Report Daimaru UMEDA

大丸梅田店
2024年10月2日(水)→7日(月)
15階 大丸ミュージアム
◎15階大丸ミュージアム

日本のアートを牽引するギャラリーが百貨店へ。
「まいにち、衣食住+アート。」をコンセプトにスタートした「ART365」が、折しも秋のアートシーズンに大丸梅田店で初開催されました。

暑さもようやく落ち着き、秋の気配を見せた大阪。そのターミナルデパートである大丸梅田店の会場に、日本各地から19のギャラリーが集結。世界的に人気を誇る個性豊かな現代美術作家から、今後の活躍が期待される若手作家まで、幅広いアーティストの600点以上の作品が一堂に会しました。

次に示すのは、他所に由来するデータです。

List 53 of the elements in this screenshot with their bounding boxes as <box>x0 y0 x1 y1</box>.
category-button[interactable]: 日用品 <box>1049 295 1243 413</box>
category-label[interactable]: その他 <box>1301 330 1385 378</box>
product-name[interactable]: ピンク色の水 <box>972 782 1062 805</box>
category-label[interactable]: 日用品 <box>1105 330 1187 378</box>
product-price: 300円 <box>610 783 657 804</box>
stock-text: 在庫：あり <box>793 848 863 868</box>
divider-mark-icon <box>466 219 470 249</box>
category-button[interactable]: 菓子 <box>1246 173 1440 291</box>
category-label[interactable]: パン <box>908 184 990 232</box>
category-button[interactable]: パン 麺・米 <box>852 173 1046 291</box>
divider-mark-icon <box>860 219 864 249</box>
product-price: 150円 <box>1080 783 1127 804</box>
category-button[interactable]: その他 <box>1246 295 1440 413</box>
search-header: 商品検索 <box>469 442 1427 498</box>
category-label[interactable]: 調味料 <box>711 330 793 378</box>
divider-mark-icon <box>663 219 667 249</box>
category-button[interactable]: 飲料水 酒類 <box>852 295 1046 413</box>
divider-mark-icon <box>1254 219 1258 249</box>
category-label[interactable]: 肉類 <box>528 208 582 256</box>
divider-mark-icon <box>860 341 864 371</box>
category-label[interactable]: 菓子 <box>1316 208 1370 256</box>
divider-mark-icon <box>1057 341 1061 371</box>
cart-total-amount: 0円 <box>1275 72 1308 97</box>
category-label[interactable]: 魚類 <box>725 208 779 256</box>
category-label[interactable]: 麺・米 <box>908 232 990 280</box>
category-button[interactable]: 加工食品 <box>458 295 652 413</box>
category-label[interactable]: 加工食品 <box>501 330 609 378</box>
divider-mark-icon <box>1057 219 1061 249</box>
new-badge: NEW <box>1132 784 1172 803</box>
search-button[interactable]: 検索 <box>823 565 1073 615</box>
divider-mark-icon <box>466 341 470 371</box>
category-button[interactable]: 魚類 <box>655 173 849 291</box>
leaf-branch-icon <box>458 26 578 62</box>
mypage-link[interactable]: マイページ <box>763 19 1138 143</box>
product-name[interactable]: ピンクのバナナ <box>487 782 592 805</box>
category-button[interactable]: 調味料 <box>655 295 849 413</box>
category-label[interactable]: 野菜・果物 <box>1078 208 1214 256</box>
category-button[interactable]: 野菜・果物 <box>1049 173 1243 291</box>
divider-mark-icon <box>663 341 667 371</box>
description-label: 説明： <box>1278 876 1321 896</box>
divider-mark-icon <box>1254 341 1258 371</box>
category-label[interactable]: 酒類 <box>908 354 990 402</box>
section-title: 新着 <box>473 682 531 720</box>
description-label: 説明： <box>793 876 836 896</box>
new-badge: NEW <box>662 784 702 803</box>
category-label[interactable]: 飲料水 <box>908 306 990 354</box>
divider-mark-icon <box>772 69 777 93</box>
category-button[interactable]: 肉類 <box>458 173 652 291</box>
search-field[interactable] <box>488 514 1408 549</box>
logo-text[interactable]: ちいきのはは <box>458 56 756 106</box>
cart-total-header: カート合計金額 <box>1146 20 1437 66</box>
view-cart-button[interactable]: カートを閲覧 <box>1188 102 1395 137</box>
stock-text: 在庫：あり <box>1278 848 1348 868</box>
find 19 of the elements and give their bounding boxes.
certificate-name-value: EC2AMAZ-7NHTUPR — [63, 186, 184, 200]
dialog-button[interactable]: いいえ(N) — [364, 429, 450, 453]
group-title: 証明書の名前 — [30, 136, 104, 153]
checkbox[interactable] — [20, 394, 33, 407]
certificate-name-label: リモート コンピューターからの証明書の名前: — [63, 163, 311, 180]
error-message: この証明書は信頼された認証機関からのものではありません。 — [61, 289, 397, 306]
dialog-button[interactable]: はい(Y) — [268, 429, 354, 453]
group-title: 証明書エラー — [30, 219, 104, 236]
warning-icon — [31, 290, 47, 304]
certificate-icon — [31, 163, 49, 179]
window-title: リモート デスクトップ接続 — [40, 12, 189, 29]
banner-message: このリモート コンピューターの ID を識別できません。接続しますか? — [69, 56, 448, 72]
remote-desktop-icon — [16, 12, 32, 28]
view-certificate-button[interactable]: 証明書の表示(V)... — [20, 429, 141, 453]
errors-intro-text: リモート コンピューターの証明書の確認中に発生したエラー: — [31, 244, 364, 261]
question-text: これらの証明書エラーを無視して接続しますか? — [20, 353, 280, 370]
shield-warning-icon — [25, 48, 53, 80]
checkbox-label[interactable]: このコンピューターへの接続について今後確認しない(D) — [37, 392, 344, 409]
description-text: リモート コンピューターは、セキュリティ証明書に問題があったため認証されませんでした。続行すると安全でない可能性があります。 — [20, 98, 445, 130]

また大丸梅田店独自のアートイベント「ART! ART! OSAKA」も、ほぼ同時期に開催中で、各フロアにはオープンなアートスポットが点在。「ART365」も、入場料がかからず気軽に鑑賞できるため、感度の高い若いお客様も自然に15階へと引き付けられ、全館でアート巡りを楽しまれていました。

アートを楽しむお客様
会場内

そうした自由な雰囲気の会場でひときわ注目を集めていたのが、〈Artglorieux GALLERY OF TOKYO〉の高村総二郎氏による浮世絵を背景にした作品群や、〈Shibayama Art Gallery〉の木須葵悠氏や出口雄樹氏、そして〈Seta Gallery〉のAruta Soup氏の作品。さらに、壁いっぱいに展示された〈秋華洞+SCENA〉の三松拓真氏の作品も印象的でした。
会場には、アーティストも多数来場。アーティストから直接、作品に込められた深い思いや概念を伺い、そのまま購入されるお客様もいて、多様な作品群や、その作者ともリアルに触れ合える貴重なアートフェア「ART365」の醍醐味を体感されていることが窺えました。

高村総二郎氏による浮世絵を背景にした作品群
出口雄樹氏の作品
Aruta Soup氏の作品

「ART365」は、精力的にアートに取り組むアーティストと、その作品に、お買い物がてら、散歩がてら、気負いなく出会える場。お気に入りの作品に囲まれて365日を過ごす。そんなアートライフは決して夢でない…と、今回訪れたお客様はきっと実感したのではないでしょうか。今後もたくさんの作品とともに全国へ繰り出します。どうぞご期待ください。

轟友宏氏

キュビズムにも通じる独創的な1本の線にこだわる轟友宏氏。見る人の笑顔を引き出し、ポジティブな気持ちにする。そんな作品を描くことをテーマにしているという。

川崎夏美氏

人の手が加わった自然をモチーフに漆の研ぎ出し技法を駆使。約20層からなるアクリル絵の具を削り出すことによって色の層(レイヤー)の違和感を生み出していると、語る川崎夏美氏。

吉田学氏

ドライバーがハンドルを握って走る姿が一番かっこいい。その車の個性からイメージした疾走風景を描くという吉田学氏。スピード感の表現がポイントになっている。

石野まゆ氏

グラフィックデザイナーでありながらアート作家として活動する石野まゆ氏。デジタルとアナログを融合した下絵から、デザイン的なアプローチで情報を削ぎ落とし、人の内面にある感情をポップなカラーでポジティブに表現している。

山本真矢氏

動物の中にある躍動感をありのままに描くのではなく、あえて蛍光色を取り入れて色鮮やかに、本物よりも印象的に。日本画と洋画の多様な技法を駆使していると、山本真矢氏は話す。

高村総二郎氏

アメリカンポップアートと、日本のポップアート“浮世絵”を掛け合わせることで自身が長年愛好する商品の魅力を訴えたいと語る高村総二郎氏。強い商品愛で広告を作っている感覚なのだとか。

潮田友子氏

絵画を学びに渡ったドイツで滞在中に出会った道具にこだわり約50年。筆を使わない独自の技法で塗り重ね、削り…微細に調整を繰り返すことで生まれる線と色。「“永遠に下地を作り続ける”そんな心境です」と、潮田友子氏。

甲村有未菜氏

自身が見た景色と記憶の中にある景色を、和紙に岩絵具で彩色する日本画の技法で表現。そこには“心地よい間合い”と、海への憧れが。生活空間に飾ってゆっくり眺めてもらえたら…と甲村有未菜氏は語る。